Dr. Kerry Weaver, portrayed by Laura Innes, was a fictional character on the NBC television series ER; she first appeared as a recurring character actor in season 2, and became a regular cast member in season 3. In January 2007, Innes left the show after 12 years and Kerry Weaver moved to Florida.
Very little of Weaver's background was revealed to the audience early on. Audiences only saw an accomplished doctor, fueled by ambition and dedicated to administrative policies. As for her personal background, the only things initially revealed were that she was physically disabled (as evidenced by a limp in her gait which was aided by the use of a forearm crutch), and that she used to live in Africa, which was revealed when a former African boyfriend visited her at the hospital.
Weaver arrived at County General as Chief Resident and later became an attending physician, then rose to Chief of Emergency Medicine and finally Hospital Chief of Staff. Through it all, Weaver remained unfazed by her physical disability, which required her to move about the crowded and chaotic ER with a crutch, and by her controversial standing among colleagues, several of whom regard her as abrasive, cold and officious. Weaver is eventually revealed as lesbian, her sexual orientation being a key point in some of the episodes, particularly when she fights in court to keep her son, Henry.
Seasons Two through Six Edit
During Innes' first six seasons on the show, little was revealed about the details of Weaver's background which would later become some of her defining traits: her sexual orientation, political beliefs, and even the precise nature of her disability. These were closely guarded secrets for a woman who wanted to succeed professionally, but feared discrimination. She was also unable to fully deal with her internalized homophobia and regretted that she never knew her birth parents.

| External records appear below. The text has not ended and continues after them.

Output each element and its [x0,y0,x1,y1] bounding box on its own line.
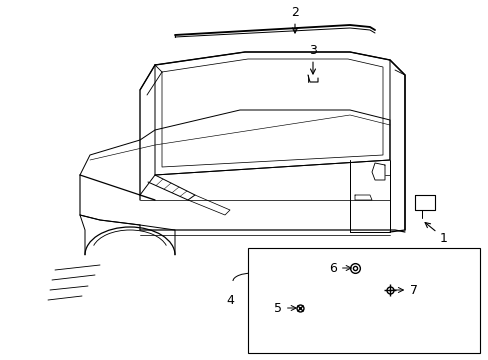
Text: 2: 2 [290,5,298,33]
Text: 3: 3 [308,44,316,74]
Text: 1: 1 [424,222,447,244]
Text: 7: 7 [392,284,417,297]
Text: 4: 4 [225,293,233,306]
Bar [247,248,479,353]
Text: 5: 5 [273,302,296,315]
Text: 6: 6 [328,261,350,275]
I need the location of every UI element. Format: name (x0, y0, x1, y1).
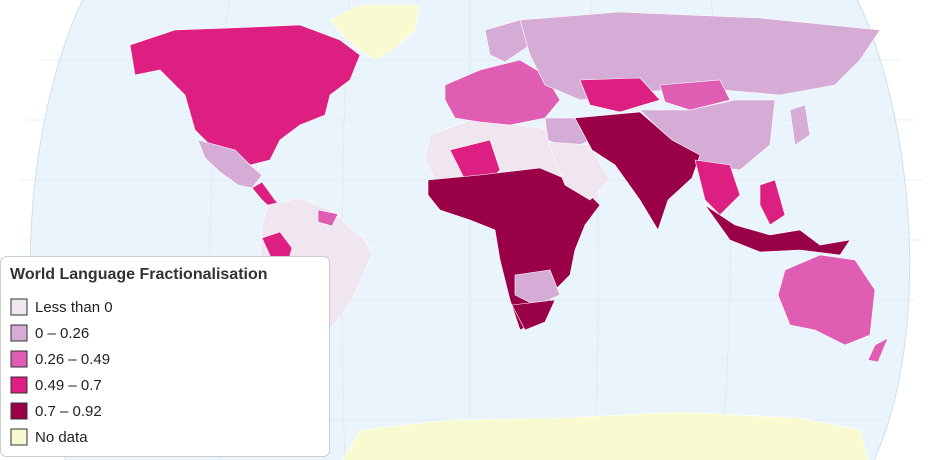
legend-swatch (10, 376, 28, 394)
southeast-asia (694, 159, 741, 216)
legend-swatch (10, 324, 28, 342)
legend-label: 0.26 – 0.49 (35, 351, 110, 368)
arabia (547, 141, 611, 201)
antarctica (342, 411, 869, 460)
legend-label: Less than 0 (35, 299, 113, 316)
north-america (129, 24, 361, 166)
legend-label: 0 – 0.26 (35, 325, 89, 342)
legend-swatch (10, 402, 28, 420)
legend-box (0, 256, 330, 457)
legend-label: No data (35, 429, 88, 446)
legend-swatch (10, 350, 28, 368)
japan (789, 104, 811, 146)
legend-label: 0.49 – 0.7 (35, 377, 102, 394)
south-asia (574, 111, 701, 231)
greenland (329, 4, 421, 61)
south-africa-north (514, 269, 561, 306)
legend-swatch (10, 428, 28, 446)
indonesia (704, 204, 851, 256)
mongolia (659, 79, 731, 111)
australia (777, 254, 876, 346)
venezuela (317, 209, 339, 227)
legend-title: World Language Fractionalisation (10, 266, 268, 283)
south-africa (511, 299, 556, 331)
scandinavia (484, 19, 531, 63)
legend-items: Less than 0 0 – 0.26 0.26 – 0.49 0.49 – 0.7… (10, 298, 113, 446)
new-zealand (867, 337, 889, 363)
legend-swatch (10, 298, 28, 316)
legend-label: 0.7 – 0.92 (35, 403, 102, 420)
russia (519, 11, 881, 101)
land-masses (129, 4, 889, 460)
legend: World Language Fractionalisation Less th… (0, 256, 330, 457)
philippines (759, 179, 786, 226)
kazakhstan (579, 77, 661, 113)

When she was first hired by Mark Greene as chief resident in 1995, this let down much of the ER staff who didn't care for her detail-oriented approach in the trauma rooms. Early in her position, she would often clash with Doug Ross and resident Susan Lewis over most of the procedures in patient care. In addition, her strong belief in administrative policies would be dragged out into every unnecessary aspect in the workplace. In Season 3, Kerry became an ER attending physician alongside Mark Greene, whom she would always manage to compete with or maneuver to catch the eye of her superiors.
As a result, it was difficult for anyone — the audience or any of the other characters — to really know Weaver beyond her tough and bureaucratic professionalism. In an early glimpse into her soul, Weaver defended Jeanie Boulet (played by Gloria Reuben), a physician's assistant who contracted HIV from her adulterous husband. Boulet fought to keep her job and dignity, while some doctors worried about the liability involved in having an HIV-positive employee in the ER. Weaver was the first person in a position of power to side with Jeanie, and the two remained friends until Jeanie's budget-related firing and her successful pressure campaign to get her job back. They reconciled and were close friends again when Jeanie left the ER to be with her new husband and raise her adopted HIV+ son Carlos.
Weaver demonstrated a great deal of compassion and a moral commitment to civil rights, and that helped her and Dr. Greene draft an ER policy for HIV-positive employees. This storyline developed Weaver's character beyond that of a stoic, abrasive professional. In future episodes, she agreed to look the other way when Dr. John Carter helped a teenage runaway escape her homophobic parents who sent her away to an ex-gay camp.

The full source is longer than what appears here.